Alice is a passionate narrator, minutely observant, given to irony, and perhaps not entirely reliable. But after many years of psychoanalysis, she is determined to tell the truth as she sees it. It’s a story that ranges from pre-war Budapest, to Madagascar, where the Third Reich wanted to establish a colony of European Jews, to the All Candy Expo in Chicago where Alice makes a regrettable decision involving white chocolate.
Randy Susan Meyers delivers a clear-eyed, insightful story about domestic violence and survivor’s guilt in “The Murderer’s Daughters.” It’s an impressively executed novel, disturbing and convincing. One stifling July day Lulu, just 10, disobeys her mother and allows her alcoholic father into their apartment. Moments later she finds her mother stabbed to death, her 6-year-old sister, Merry, badly wounded and her father with his wrists slashed, but alive. The father is sent to prison, and the children go to relatives, who don’t want them, then to an orphanage, then to a foster family, a well-meaning couple incapable of handling the girls’ emotional problems.
Through the years Lulu and Merry cope in different ways. Lulu tries to forget the past, becomes a doctor, a wife, a mother. She ignores her father’s letters, pretends he’s dead. Merry becomes a victim witness advocate, a job that has her reliving her own trauma. She tries to lose herself in sex and alcohol. She reads her father’s letters and visits him in prison. Though they react in different ways to their father, both daughters are haunted by him and dread the day he’s paroled. After a crisis threatens Lulu’s children, the sisters are at last able to confront the past.
In Barbara Delinsky’s “Not My Daughter,” three high school juniors make a pact to become pregnant. The resulting shock waves spread through the community.
Susan Tate is the principal of a high school in the coastal Maine town of Zaganack.
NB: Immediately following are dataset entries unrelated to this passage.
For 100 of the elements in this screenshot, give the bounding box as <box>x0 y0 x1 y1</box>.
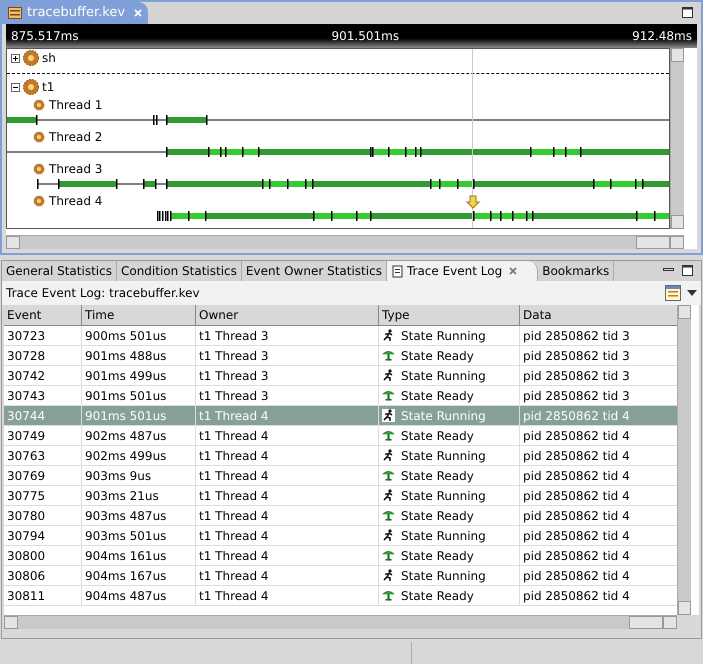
table-cell-text: t1 Thread 4 <box>199 408 269 424</box>
gear-icon <box>33 99 45 111</box>
runner-icon <box>382 329 395 342</box>
thread-name[interactable]: Thread 3 <box>49 160 102 178</box>
table-cell-text: 901ms 501us <box>85 388 166 404</box>
table-row[interactable]: 30749 902ms 487us t1 Thread 4 State Ready pid 2850862 tid 4 <box>4 426 677 446</box>
column-header[interactable]: Type <box>379 305 520 326</box>
table-cell-text: 904ms 167us <box>85 568 166 584</box>
table-row[interactable]: 30806 904ms 167us t1 Thread 4 State Running pid 2850862 tid 4 <box>4 566 677 586</box>
table-row[interactable]: 30800 904ms 161us t1 Thread 4 State Ready pid 2850862 tid 4 <box>4 546 677 566</box>
table-cell-text: 30794 <box>7 528 46 544</box>
table-cell-text: State Ready <box>401 508 474 524</box>
table-cell-text: t1 Thread 4 <box>199 528 269 544</box>
time-label: 901.501ms <box>332 28 400 45</box>
table-cell-text: t1 Thread 4 <box>199 488 269 504</box>
view-tab[interactable]: Trace Event Log <box>386 261 538 281</box>
mushroom-icon <box>382 349 395 362</box>
table-cell-text: pid 2850862 tid 4 <box>523 568 630 584</box>
table-cell-text: 30723 <box>7 328 46 344</box>
gear-icon <box>33 195 45 207</box>
column-header[interactable]: Time <box>82 305 196 326</box>
dropdown-icon[interactable] <box>687 290 697 296</box>
collapse-icon[interactable] <box>11 82 20 92</box>
table-cell-text: 901ms 499us <box>85 368 166 384</box>
table-cell-text: 901ms 488us <box>85 348 166 364</box>
table-cell-text: pid 2850862 tid 4 <box>523 548 630 564</box>
table-row[interactable]: 30780 903ms 487us t1 Thread 4 State Ready pid 2850862 tid 4 <box>4 506 677 526</box>
table-cell-text: State Running <box>401 328 486 344</box>
table-cell-text: State Ready <box>401 428 474 444</box>
column-header[interactable]: Owner <box>196 305 379 326</box>
table-cell-text: 904ms 487us <box>85 588 166 604</box>
vertical-scrollbar[interactable] <box>670 48 684 229</box>
table-cell-text: pid 2850862 tid 4 <box>523 528 630 544</box>
horizontal-scrollbar[interactable] <box>4 615 677 629</box>
table-row[interactable]: 30728 901ms 488us t1 Thread 3 State Ready pid 2850862 tid 3 <box>4 346 677 366</box>
column-header[interactable]: Event <box>4 305 82 326</box>
runner-icon <box>382 569 395 582</box>
table-cell-text: pid 2850862 tid 4 <box>523 508 630 524</box>
table-icon[interactable] <box>665 285 681 301</box>
minimize-icon[interactable] <box>663 268 674 271</box>
table-cell-text: 903ms 21us <box>85 488 159 504</box>
table-row[interactable]: 30763 902ms 499us t1 Thread 4 State Running pid 2850862 tid 4 <box>4 446 677 466</box>
table-cell-text: 902ms 499us <box>85 448 166 464</box>
gear-icon <box>33 131 45 143</box>
table-cell-text: 30749 <box>7 428 46 444</box>
table-cell-text: t1 Thread 4 <box>199 448 269 464</box>
table-cell-text: State Ready <box>401 468 474 484</box>
expand-icon[interactable] <box>11 54 20 62</box>
thread-name[interactable]: Thread 1 <box>49 96 102 114</box>
table-cell-text: pid 2850862 tid 4 <box>523 428 630 444</box>
table-cell-text: State Running <box>401 448 486 464</box>
mushroom-icon <box>382 509 395 522</box>
time-label: 875.517ms <box>11 28 79 45</box>
table-cell-text: 900ms 501us <box>85 328 166 344</box>
table-row[interactable]: 30742 901ms 499us t1 Thread 3 State Running pid 2850862 tid 3 <box>4 366 677 386</box>
table-cell-text: pid 2850862 tid 4 <box>523 468 630 484</box>
table-cell-text: pid 2850862 tid 3 <box>523 388 630 404</box>
mushroom-icon <box>382 389 395 402</box>
table-row[interactable]: 30723 900ms 501us t1 Thread 3 State Running pid 2850862 tid 3 <box>4 326 677 346</box>
process-name[interactable]: sh <box>42 49 56 67</box>
table-cell-text: 904ms 161us <box>85 548 166 564</box>
table-cell-text: t1 Thread 3 <box>199 348 269 364</box>
table-row[interactable]: 30794 903ms 501us t1 Thread 4 State Running pid 2850862 tid 4 <box>4 526 677 546</box>
view-title: Trace Event Log: tracebuffer.kev <box>6 285 200 302</box>
trace-file-icon <box>8 7 22 19</box>
table-row[interactable]: 30811 904ms 487us t1 Thread 4 State Ready pid 2850862 tid 4 <box>4 586 677 606</box>
table-cell-text: pid 2850862 tid 3 <box>523 348 630 364</box>
table-cell-text: 30811 <box>7 588 46 604</box>
close-icon[interactable] <box>509 267 518 275</box>
table-row[interactable]: 30769 903ms 9us t1 Thread 4 State Ready pid 2850862 tid 4 <box>4 466 677 486</box>
table-cell-text: 30769 <box>7 468 46 484</box>
thread-name[interactable]: Thread 2 <box>49 128 102 146</box>
horizontal-scrollbar[interactable] <box>6 235 684 249</box>
table-cell-text: pid 2850862 tid 4 <box>523 408 630 424</box>
maximize-icon[interactable] <box>682 265 693 276</box>
table-cell-text: pid 2850862 tid 4 <box>523 488 630 504</box>
maximize-icon[interactable] <box>682 7 693 18</box>
runner-icon <box>382 489 395 502</box>
runner-icon <box>382 529 395 542</box>
thread-name[interactable]: Thread 4 <box>49 192 102 210</box>
table-cell-text: 30800 <box>7 548 46 564</box>
table-cell-text: 30780 <box>7 508 46 524</box>
table-cell-text: t1 Thread 4 <box>199 588 269 604</box>
table-cell-text: 30775 <box>7 488 46 504</box>
table-cell-text: State Ready <box>401 548 474 564</box>
table-cell-text: 903ms 9us <box>85 468 152 484</box>
table-cell-text: 903ms 487us <box>85 508 166 524</box>
down-arrow-icon <box>466 195 480 209</box>
table-cell-text: t1 Thread 4 <box>199 468 269 484</box>
table-cell-text: 30763 <box>7 448 46 464</box>
vertical-scrollbar[interactable] <box>677 305 691 615</box>
table-cell-text: t1 Thread 4 <box>199 568 269 584</box>
table-cell-text: pid 2850862 tid 4 <box>523 448 630 464</box>
table-row[interactable]: 30775 903ms 21us t1 Thread 4 State Running pid 2850862 tid 4 <box>4 486 677 506</box>
process-name[interactable]: t1 <box>42 78 54 96</box>
table-cell-text: 30806 <box>7 568 46 584</box>
table-cell-text: pid 2850862 tid 3 <box>523 368 630 384</box>
table-cell-text: State Running <box>401 368 486 384</box>
table-cell-text: State Ready <box>401 588 474 604</box>
table-cell-text: 30744 <box>7 408 46 424</box>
Susan can’t believe her daughter, Lily, has deliberately made the same mistake she made at 17. Back then, Susan’s father, mayor of a small Oklahoma town, disowned her. No one in her family has spoken to her since. She struggled to raise Lily alone while educating herself and pursuing a teaching career. She has tried to be a good mother, instilling sound values in Lily.
Lily, with Mary Kate and Jess, are at the top of their class, popular girls who have never caused trouble. What happened? Some Zaganack residents, including school board members, blame Susan. After all, she’s a single mother with liberal notions. She established a medical clinic at the school, where students can obtain birth control. She prefers counseling students to punishing them. Susan has to fight to keep her job.
There are other story lines, including Susan’s relationship with her own mother and her continuing romance with Lily’s father. Delinsky ties up all the loose plot ends, but the deeper psychological reasons that prompted Lily and her friends to become pregnant remain unexplored.
Diane White writes every month about new light and popular fiction.